Additional environment details (AWS, VirtualBox, physical, etc.):

All 3 manager nodes running on ESXi 5.5 with Debian 9.1

Before to be in 17.09-ce we had the same issue in 17.06-ce


Answer questions m4r10k

@mwaeckerlin Are you running workloads on your Docker managers? If yes, prohibit this by labelling your manager nodes as "manager" and add appropriate constraints to all of your Docker Swarm services. Like this:

          - node.labels.maintenance != yes
          - node.labels.worker == yes
          - .....

The reason for this is, that if the managers are facing high CPU loads (or if you have fast spinning containers with no health checks), they will probably miss the RAFT messages of the other managers. The RAFT timeout by default is something like 500ms if I remember correctly.

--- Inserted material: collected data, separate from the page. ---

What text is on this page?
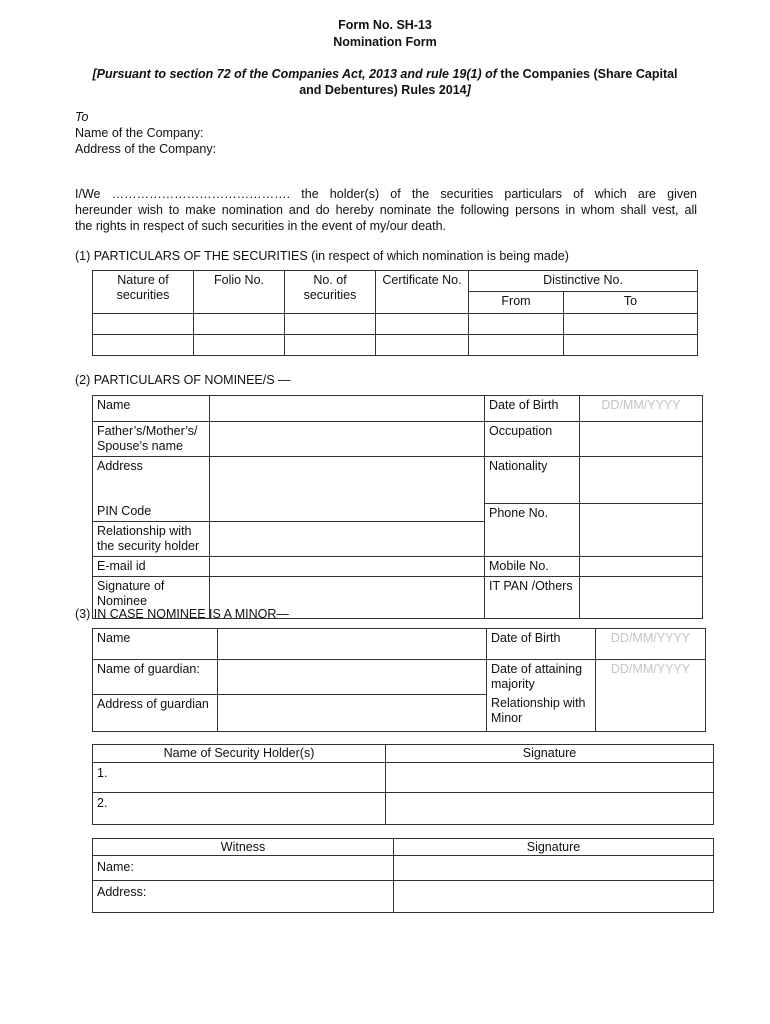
Form No. SH-13
Nomination Form
[Pursuant to section 72 of the Companies Act, 2013 and rule 19(1) of the Companies (Share Capital
and Debentures) Rules 2014]
To
Name of the Company:
Address of the Company:
I/We ……………………………………. the holder(s) of the securities particulars of which are given
hereunder wish to make nomination and do hereby nominate the following persons in whom shall vest, all
the rights in respect of such securities in the event of my/our death.
(1) PARTICULARS OF THE SECURITIES (in respect of which nomination is being made)
Nature of securities	Folio No.	No. of securities	Certificate No.	Distinctive No.	
				From	To

(2) PARTICULARS OF NOMINEE/S —
Name		Date of Birth	DD/MM/YYYY
Father’s/Mother’s/ Spouse’s name		Occupation	
Address		Nationality	
PIN Code		Phone No.	
Relationship with the security holder			
E-mail id		Mobile No.	
Signature of Nominee		IT PAN /Others	
(3) IN CASE NOMINEE IS A MINOR—
Name		Date of Birth	DD/MM/YYYY
Name of guardian:		Date of attaining majority	DD/MM/YYYY
Address of guardian		Relationship with Minor	
Name of Security Holder(s)	Signature
1.	
2.	
Witness	Signature
Name:	
Address:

Missing RAFT logs can lead to split brains and this can hurt the Swarm badly. We have faced this situation multiple times with similar symptoms. Therefore our managers are running just as managers (zero workload) and we never faced this situation again.

If nothing else helps, you can try to stop all managers but leave one online. Let the other manages leave the cluster, stop Docker, delete the data in the Docker folder (the RAFT logs), clean up everything and then rejoin them as manager. By doing this, the RAFT database should get back clear and in sync, but do not run workloads on the mangers!